Sekolah seharusnya mengajarkan peserta didik untuk berfikir kritis dalam menyikapi berbagai isu yang berkembang.
Dalam framework XvX, Professor Davies membuat lima dimensi untuk mengetahui apakah sebuah sekolah melakukan aktifitas untuk menangkal tindakan ektrimisme atau sebaliknya.

Pertama, dimensi knowledge atau keilmuan, sekolah yang menangkal munculnya ekstrimisme akan mengajarkan isu-sisu konflik global dan politik yang bisa dimasukkan dalam mata pelajaran seperti ilmu sosial. Selain itu, sekolah juga mengajarkan cara berfikir kritis, literasi media, dan mendorong siswa untuk melakukan diskusi dalam kegiatan belajar.

Sebaliknya sekolah yang bisa menumbuhkembangkan ekstrimisme akan mengajarkan kebenaran yang tunggal tanpa disertai toleransi bagi pihak yang tidak sepaham.

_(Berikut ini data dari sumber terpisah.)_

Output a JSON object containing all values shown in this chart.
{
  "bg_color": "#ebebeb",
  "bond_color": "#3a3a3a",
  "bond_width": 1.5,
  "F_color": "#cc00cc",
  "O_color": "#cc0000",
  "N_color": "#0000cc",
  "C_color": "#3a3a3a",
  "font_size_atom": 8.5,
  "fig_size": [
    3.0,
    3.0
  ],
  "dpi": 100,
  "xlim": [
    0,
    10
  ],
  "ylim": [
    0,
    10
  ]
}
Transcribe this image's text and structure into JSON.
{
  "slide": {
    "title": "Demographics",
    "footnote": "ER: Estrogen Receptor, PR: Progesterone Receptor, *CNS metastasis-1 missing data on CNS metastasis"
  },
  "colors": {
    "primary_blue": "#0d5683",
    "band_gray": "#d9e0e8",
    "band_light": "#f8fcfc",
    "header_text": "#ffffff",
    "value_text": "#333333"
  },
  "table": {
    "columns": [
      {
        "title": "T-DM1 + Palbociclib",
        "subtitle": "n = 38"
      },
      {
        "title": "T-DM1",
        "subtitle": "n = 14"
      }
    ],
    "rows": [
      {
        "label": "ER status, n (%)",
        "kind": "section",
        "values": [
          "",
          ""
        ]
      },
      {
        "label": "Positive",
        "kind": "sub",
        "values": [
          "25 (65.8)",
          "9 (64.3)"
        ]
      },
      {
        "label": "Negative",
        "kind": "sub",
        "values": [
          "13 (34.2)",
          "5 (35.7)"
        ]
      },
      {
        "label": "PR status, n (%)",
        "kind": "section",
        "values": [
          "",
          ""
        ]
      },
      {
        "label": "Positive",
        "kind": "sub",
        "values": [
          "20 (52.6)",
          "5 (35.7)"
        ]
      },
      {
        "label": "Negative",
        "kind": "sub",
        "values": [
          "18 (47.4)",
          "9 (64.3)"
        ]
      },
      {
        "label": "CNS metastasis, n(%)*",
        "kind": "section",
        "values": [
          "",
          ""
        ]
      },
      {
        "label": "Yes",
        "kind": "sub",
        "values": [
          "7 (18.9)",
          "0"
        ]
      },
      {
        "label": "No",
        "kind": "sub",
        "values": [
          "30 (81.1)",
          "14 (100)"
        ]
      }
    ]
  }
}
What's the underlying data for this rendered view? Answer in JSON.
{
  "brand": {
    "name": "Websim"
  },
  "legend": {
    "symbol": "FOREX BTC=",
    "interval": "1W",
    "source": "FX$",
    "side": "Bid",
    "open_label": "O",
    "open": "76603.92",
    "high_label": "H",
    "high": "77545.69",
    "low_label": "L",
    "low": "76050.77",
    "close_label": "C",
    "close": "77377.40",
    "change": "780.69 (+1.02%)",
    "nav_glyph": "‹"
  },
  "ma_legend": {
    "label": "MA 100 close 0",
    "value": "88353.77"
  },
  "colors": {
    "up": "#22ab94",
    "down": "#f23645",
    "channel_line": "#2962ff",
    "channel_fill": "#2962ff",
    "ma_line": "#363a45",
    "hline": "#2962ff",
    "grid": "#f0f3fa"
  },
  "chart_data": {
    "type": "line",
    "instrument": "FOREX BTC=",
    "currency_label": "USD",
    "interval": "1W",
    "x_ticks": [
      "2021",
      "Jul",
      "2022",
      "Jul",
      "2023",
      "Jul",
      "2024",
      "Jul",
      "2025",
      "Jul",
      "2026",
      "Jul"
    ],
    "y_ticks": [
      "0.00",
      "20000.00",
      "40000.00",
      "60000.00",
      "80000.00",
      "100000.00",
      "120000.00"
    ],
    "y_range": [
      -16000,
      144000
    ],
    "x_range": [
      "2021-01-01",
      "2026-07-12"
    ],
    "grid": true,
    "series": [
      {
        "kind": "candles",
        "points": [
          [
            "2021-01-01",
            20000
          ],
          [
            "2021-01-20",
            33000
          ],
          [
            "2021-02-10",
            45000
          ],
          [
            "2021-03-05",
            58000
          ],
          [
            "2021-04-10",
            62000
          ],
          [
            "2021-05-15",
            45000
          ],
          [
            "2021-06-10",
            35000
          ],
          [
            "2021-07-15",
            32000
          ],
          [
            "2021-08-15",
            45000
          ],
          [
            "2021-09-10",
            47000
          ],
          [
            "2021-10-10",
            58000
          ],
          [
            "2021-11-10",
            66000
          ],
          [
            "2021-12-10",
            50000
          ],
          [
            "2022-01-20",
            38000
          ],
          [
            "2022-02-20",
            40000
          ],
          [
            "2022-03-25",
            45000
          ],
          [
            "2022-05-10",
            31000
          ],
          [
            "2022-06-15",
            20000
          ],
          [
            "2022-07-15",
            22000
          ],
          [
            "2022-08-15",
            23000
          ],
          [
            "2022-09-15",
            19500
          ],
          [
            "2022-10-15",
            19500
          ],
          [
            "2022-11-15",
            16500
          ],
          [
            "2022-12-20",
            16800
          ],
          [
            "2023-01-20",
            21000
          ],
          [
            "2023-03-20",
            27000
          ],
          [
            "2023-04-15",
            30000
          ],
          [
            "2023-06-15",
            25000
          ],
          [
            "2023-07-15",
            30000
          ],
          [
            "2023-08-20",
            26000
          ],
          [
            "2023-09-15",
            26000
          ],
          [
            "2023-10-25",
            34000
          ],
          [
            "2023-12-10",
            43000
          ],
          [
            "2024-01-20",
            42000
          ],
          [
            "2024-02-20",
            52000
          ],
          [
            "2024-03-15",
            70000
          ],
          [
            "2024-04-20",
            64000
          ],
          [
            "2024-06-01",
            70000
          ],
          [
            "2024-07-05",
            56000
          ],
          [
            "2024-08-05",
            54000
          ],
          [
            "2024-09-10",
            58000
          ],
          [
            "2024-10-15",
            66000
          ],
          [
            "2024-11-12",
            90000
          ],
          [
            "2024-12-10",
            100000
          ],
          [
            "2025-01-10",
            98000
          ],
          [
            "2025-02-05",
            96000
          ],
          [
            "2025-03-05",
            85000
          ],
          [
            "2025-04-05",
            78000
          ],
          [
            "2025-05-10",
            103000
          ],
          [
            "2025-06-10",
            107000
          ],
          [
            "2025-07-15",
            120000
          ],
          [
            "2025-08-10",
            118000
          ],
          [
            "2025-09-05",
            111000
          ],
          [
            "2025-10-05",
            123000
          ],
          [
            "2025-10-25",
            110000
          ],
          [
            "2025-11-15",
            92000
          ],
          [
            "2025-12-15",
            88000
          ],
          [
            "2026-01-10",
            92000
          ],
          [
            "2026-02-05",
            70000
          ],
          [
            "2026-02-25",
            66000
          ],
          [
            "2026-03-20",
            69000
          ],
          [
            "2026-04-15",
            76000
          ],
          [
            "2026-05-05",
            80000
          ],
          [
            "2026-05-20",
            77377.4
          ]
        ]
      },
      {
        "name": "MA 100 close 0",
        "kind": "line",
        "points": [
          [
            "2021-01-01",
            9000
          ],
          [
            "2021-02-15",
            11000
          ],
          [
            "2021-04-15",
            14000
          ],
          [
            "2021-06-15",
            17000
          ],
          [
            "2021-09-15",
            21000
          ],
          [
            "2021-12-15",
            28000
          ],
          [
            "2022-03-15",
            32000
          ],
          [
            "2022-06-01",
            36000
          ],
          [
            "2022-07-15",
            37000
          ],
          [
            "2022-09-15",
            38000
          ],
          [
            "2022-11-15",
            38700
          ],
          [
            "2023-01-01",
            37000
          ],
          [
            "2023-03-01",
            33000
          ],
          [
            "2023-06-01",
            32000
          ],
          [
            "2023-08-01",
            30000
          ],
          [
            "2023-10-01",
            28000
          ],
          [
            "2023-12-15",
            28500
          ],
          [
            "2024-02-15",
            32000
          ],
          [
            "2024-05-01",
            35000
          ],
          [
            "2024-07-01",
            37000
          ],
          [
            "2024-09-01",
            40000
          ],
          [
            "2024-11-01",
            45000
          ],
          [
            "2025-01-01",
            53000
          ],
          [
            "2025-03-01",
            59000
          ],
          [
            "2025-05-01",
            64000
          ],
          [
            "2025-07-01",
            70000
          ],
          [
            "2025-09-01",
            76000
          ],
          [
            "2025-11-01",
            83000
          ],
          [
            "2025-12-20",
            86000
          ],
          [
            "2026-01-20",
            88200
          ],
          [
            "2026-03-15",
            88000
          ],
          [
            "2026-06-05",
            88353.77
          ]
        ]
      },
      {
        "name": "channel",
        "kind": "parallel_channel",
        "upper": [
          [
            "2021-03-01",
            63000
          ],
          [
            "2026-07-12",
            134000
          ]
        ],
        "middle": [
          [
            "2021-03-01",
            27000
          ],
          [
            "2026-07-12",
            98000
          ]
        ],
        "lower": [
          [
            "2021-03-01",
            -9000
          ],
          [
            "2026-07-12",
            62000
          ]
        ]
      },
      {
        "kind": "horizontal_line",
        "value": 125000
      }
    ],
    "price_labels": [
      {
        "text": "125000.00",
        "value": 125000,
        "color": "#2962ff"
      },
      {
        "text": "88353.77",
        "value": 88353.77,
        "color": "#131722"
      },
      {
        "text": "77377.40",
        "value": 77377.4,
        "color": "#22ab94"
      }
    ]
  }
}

Sekolah model ini juga akan mengajarkan siswanya untuk membenci ras, suku, maupun agama tertentu dan mendasarkan proses pendidikannya berdasarkan realitas yang tidak berubah.
Selain dimensi tersebut, terdapat tiga dimensi lain seperti scaffolding yang berhubungan dengan identitas sebuah sekolah, dimensi nilai atau values yang berhubungan dengan nilai di sebuah sekolah, dan dimensi proses yang berkaitan dengan aktifitas sebuah sekolah dalam kegiatan belajar mengajar.
Kolaborasi riset ini akan dimulai awal tahun 2017 yang akan didahului berbagai kegiatan simposium antara tim peneliti Monash University dan UIN Walisongo.

* Agus Mutohar, Kandidat doktor di bidang pendidikan, Universitas Monash, Australia dan anggota tim peneliti kolaborasi riset bidang pendidikan dan ekstrimisme UIN Walisongo dan Monash University.